I'm confused to understand nodes in blockchain. Here are my questions:

  1. Not sure but I heard that a node is software. So, is all the chain data stored on the client side? The client might not be able to store so much data, or am I wrong?
  2. How do they synchronize? what if a node is offline when a transaction happens?

I already have searched Stackoverflow for similar questions but there weren't accepted good answers

Thanks


Solution

  • In this context, nodes are members of a peer-to-peer (P2P) network. All of them are hierarchically equal - unlike the client-server model for example, where the client only initiates requests and the server only responds to them.

    For example with Ethereum, all computers (nodes) that are connected to the network are able to

    • broadcast transactions to other nodes
    • validate blocks incoming from other nodes
    • propose new blocks (in according with the rules of the Ethereum network, e.g. need to have staked at least 32 ETH)
    • and receive/send other types of messages.

    What you possibly heard in connection with the word "client", is a "node client software". This is for example Go Ethereum or EthereumJS or other software that can connect your computer (node) to the Ethereum network, listen for incoming messages (e.g. new blocks), and broadcast messages (e.g. new transactions that you want to include in a future block).

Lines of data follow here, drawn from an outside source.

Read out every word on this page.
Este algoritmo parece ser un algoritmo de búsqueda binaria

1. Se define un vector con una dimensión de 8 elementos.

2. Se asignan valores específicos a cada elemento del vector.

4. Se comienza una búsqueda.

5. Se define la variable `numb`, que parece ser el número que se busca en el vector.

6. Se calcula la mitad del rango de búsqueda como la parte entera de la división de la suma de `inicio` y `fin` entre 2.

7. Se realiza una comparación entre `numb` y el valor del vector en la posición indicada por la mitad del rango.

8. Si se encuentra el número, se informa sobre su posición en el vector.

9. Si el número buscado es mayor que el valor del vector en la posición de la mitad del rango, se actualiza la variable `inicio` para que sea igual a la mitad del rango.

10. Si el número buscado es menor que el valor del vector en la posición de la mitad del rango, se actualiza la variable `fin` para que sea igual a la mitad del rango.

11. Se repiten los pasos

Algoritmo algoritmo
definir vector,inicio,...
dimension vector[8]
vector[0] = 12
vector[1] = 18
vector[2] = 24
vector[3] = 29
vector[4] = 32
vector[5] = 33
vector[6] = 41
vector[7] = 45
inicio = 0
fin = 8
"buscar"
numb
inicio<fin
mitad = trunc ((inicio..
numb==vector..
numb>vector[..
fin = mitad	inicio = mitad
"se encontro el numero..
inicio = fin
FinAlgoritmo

    Running your own node is not easy. If you're planning to develop a simple app that leverages blockchain, you can just connect to a 3rd party node provider (most of them have limited free plans, and less limited paid plans) and communicate with it over RPC API or using RPC wrapper libraries such as web3js and ethers.js.

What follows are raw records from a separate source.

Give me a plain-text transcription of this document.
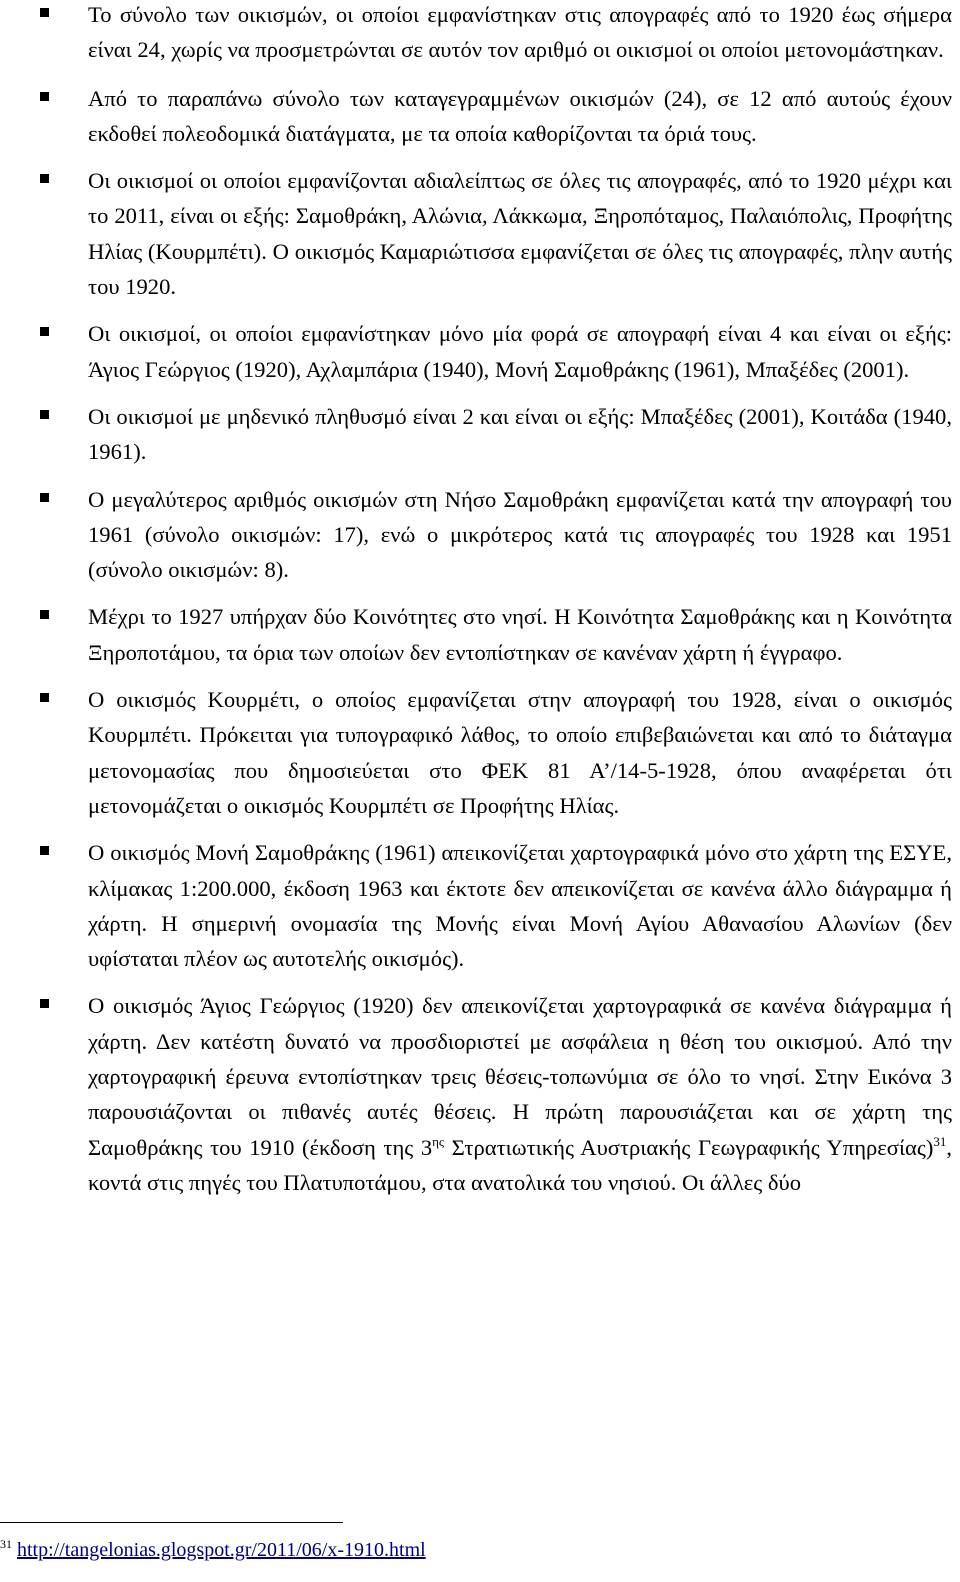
Το σύνολο των οικισμών, οι οποίοι εμφανίστηκαν στις απογραφές από το 1920 έως σήμερα είναι 24, χωρίς να προσμετρώνται σε αυτόν τον αριθμό οι οικισμοί οι οποίοι μετονομάστηκαν.
Από το παραπάνω σύνολο των καταγεγραμμένων οικισμών (24), σε 12 από αυτούς έχουν εκδοθεί πολεοδομικά διατάγματα, με τα οποία καθορίζονται τα όριά τους.
Οι οικισμοί οι οποίοι εμφανίζονται αδιαλείπτως σε όλες τις απογραφές, από το 1920 μέχρι και το 2011, είναι οι εξής: Σαμοθράκη, Αλώνια, Λάκκωμα, Ξηροπόταμος, Παλαιόπολις, Προφήτης Ηλίας (Κουρμπέτι). Ο οικισμός Καμαριώτισσα εμφανίζεται σε όλες τις απογραφές, πλην αυτής του 1920.
Οι οικισμοί, οι οποίοι εμφανίστηκαν μόνο μία φορά σε απογραφή είναι 4 και είναι οι εξής: Άγιος Γεώργιος (1920), Αχλαμπάρια (1940), Μονή Σαμοθράκης (1961), Μπαξέδες (2001).
Οι οικισμοί με μηδενικό πληθυσμό είναι 2 και είναι οι εξής: Μπαξέδες (2001), Κοιτάδα (1940, 1961).
Ο μεγαλύτερος αριθμός οικισμών στη Νήσο Σαμοθράκη εμφανίζεται κατά την απογραφή του 1961 (σύνολο οικισμών: 17), ενώ ο μικρότερος κατά τις απογραφές του 1928 και 1951 (σύνολο οικισμών: 8).
Μέχρι το 1927 υπήρχαν δύο Κοινότητες στο νησί. Η Κοινότητα Σαμοθράκης και η Κοινότητα Ξηροποτάμου, τα όρια των οποίων δεν εντοπίστηκαν σε κανέναν χάρτη ή έγγραφο.
Ο οικισμός Κουρμέτι, ο οποίος εμφανίζεται στην απογραφή του 1928, είναι ο οικισμός Κουρμπέτι. Πρόκειται για τυπογραφικό λάθος, το οποίο επιβεβαιώνεται και από το διάταγμα μετονομασίας που δημοσιεύεται στο ΦΕΚ 81 Α’/14-5-1928, όπου αναφέρεται ότι μετονομάζεται ο οικισμός Κουρμπέτι σε Προφήτης Ηλίας.
Ο οικισμός Μονή Σαμοθράκης (1961) απεικονίζεται χαρτογραφικά μόνο στο χάρτη της ΕΣΥΕ, κλίμακας 1:200.000, έκδοση 1963 και έκτοτε δεν απεικονίζεται σε κανένα άλλο διάγραμμα ή χάρτη. Η σημερινή ονομασία της Μονής είναι Μονή Αγίου Αθανασίου Αλωνίων (δεν υφίσταται πλέον ως αυτοτελής οικισμός).
Ο οικισμός Άγιος Γεώργιος (1920) δεν απεικονίζεται χαρτογραφικά σε κανένα διάγραμμα ή χάρτη. Δεν κατέστη δυνατό να προσδιοριστεί με ασφάλεια η θέση του οικισμού. Από την χαρτογραφική έρευνα εντοπίστηκαν τρεις θέσεις-τοπωνύμια σε όλο το νησί. Στην Εικόνα 3 παρουσιάζονται οι πιθανές αυτές θέσεις. Η πρώτη παρουσιάζεται και σε χάρτη της Σαμοθράκης του 1910 (έκδοση της $3^{\eta\varsigma}$ Στρατιωτικής Αυστριακής Γεωγραφικής Υπηρεσίας)$^{31}$, κοντά στις πηγές του Πλατυποτάμου, στα ανατολικά του νησιού. Οι άλλες δύο
$^{31}$ http://tangelonias.glogspot.gr/2011/06/x-1910.html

    Not sure but I heard that a node is software.

    Node is a member of a network, but you need a software (node client sw) in order to communicate with other members of the network.

    So, is all the chain data stored on the client side?

    Each node holds the same data.

    To be more specific - all nodes hold the latest state (e.g. current balance of all addresses), and some opt in to also hold the archival state (e.g. balances of all addresses at all blocks prior to the current one).

    The client might not be able to store so much data, or am I wrong?

    The current state currently takes about 1.2 TB (chart). The archival state is currently about 15 TB (chart). It might not be manageable on a regular laptop, but businesses with large enough infrastructure are still able to store this amount of data fairly easily.

    Having said that, there are some initiatives for sharding the current state between multiple nodes (the node could hold less than the full 1.2 TB and could ask others for the remaining data when needed), but they are still mostly in the research and proof-of-concept phase.

    How do they synchronize?

    Each node has a list of "bootstrap nodes" where it initially connects to, and asks for "their neighbors" - other nodes that this bootstrap node knows of. Then it asks these neighbors for the list of their neighbors, ... until it reaches a limit number of known neighbors (configurable in your node client software).

    Once your node receives a message (e.g. that there is a new block), it's supposed to rely this message to its neighbors.

    This communication standard is called DevP2P.

    what if a node is offline when a transaction happens?

    When the node comes back online, it asks its neighbors for the latest state, and updates its own database.